# Approximation e number using taylors polynomial

1. Aug 12, 2010

### Telemachus

1. The problem statement, all variables and given/known data
Well, this problem is quiet similar to the one I've posted before. It asks me to approximate to the e number using taylors polynomial, but in this case tells me that the error must be shorter than 0.0005

2. Relevant equations

$$R_{n+1}=\displaystyle\frac{f^{n+1}(z)(x-x_0)^{n+1}}{(n+1)!}\leq{\epsilon}$$, $$0<z<1$$

$$x_0=0$$ $$x=1$$ $$f^{n+1}(x)=e^x$$ $$\epsilon=0.0005$$

$$P_n(x)=1+x+\displaystyle\frac{x}{2!}+...+\displaystyle\frac{x^n}{n!}$$

$$\delta=n+1$$

3. The attempt at a solution
I've tried using the function $$f(x)=e^x$$ at $$x_0$$ $$\epsilon=0.0005$$
$$f^n(x)=e^x$$

Then

$$P_n(x)=1+x+\displaystyle\frac{x}{2!}+...+\displaystyle\frac{x^n}{n!}$$

$$P_n(1)=1+1+\displaystyle\frac{1}{2!}+...+\displaystyle\frac{1}{n!}$$ which tends to e as n tends to infinity.

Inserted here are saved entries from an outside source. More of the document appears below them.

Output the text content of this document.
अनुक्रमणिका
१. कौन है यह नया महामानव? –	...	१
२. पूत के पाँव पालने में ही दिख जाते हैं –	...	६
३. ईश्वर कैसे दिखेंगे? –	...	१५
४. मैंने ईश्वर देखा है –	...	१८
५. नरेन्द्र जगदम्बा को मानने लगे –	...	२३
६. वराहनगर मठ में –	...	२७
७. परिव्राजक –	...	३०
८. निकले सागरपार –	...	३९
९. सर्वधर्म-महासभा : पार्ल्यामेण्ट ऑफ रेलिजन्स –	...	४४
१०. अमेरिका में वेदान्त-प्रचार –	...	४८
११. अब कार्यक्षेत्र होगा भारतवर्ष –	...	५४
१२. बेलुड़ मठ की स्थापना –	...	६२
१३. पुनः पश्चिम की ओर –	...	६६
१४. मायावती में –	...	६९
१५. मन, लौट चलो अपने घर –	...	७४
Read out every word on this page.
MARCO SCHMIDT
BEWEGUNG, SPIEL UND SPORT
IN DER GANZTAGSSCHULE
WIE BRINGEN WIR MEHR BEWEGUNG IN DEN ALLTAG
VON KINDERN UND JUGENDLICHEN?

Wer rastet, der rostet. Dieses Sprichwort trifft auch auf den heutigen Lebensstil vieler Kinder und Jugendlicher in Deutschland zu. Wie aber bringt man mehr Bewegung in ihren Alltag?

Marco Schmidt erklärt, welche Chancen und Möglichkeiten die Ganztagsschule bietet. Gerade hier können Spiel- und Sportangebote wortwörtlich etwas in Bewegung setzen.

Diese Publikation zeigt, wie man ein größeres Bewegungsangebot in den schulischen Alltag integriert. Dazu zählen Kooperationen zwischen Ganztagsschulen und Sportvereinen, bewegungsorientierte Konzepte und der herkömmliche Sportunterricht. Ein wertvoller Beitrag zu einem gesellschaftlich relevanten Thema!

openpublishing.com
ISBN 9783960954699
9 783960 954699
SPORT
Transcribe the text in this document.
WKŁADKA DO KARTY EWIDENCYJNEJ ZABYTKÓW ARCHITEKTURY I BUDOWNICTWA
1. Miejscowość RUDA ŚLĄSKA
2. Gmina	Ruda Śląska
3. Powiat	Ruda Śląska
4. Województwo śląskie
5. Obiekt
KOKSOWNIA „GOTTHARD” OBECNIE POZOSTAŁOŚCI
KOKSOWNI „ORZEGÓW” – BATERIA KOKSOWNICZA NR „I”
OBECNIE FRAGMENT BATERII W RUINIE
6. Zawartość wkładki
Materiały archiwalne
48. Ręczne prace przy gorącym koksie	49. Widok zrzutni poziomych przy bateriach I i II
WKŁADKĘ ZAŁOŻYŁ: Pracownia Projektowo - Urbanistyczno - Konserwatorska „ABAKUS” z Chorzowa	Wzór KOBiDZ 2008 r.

But now I don't know how to get the n, so I get the degree for the polynomial with the error it asks me.

$$R_{n+1}=\displaystyle\frac{f^{n+1}(z)(x-x_0)^{n+1}}{(n+1)!}$$ $$0<z<1$$

Lets call $$\delta=n+1$$

$$R_{\delta}=\displaystyle\frac{e^z}{\delta!}\leq{0.0005}$$ then

$$\displaystyle\frac{e^z}{0.0005}\leq{\delta!}$$ I know between which values I can find z, but I don't know how to work the factorial in the inequality.

Am I proceeding right?

Bye there.

Last edited: Aug 12, 2010
2. Aug 12, 2010

### Staff: Mentor

On the interval [0, 1], e1 < 3.

3. Aug 12, 2010

### Telemachus

Right, I must use the bigger value on the interval. Then I've got $$6000\leq{\delta!}$$ So I must use $$delta=8$$? but if I use e on the calculator I think I get that seven is a better approximation for it, and I think it works for seven. What you say Mark?

Sorry, I was wrong. You're right, so $$\delta=8$$

4. Aug 12, 2010

### Staff: Mentor

I wouldn't introduce another variable, $\delta$. Just work with n + 1.

5. Aug 12, 2010

### Telemachus

Thanks Mark ;)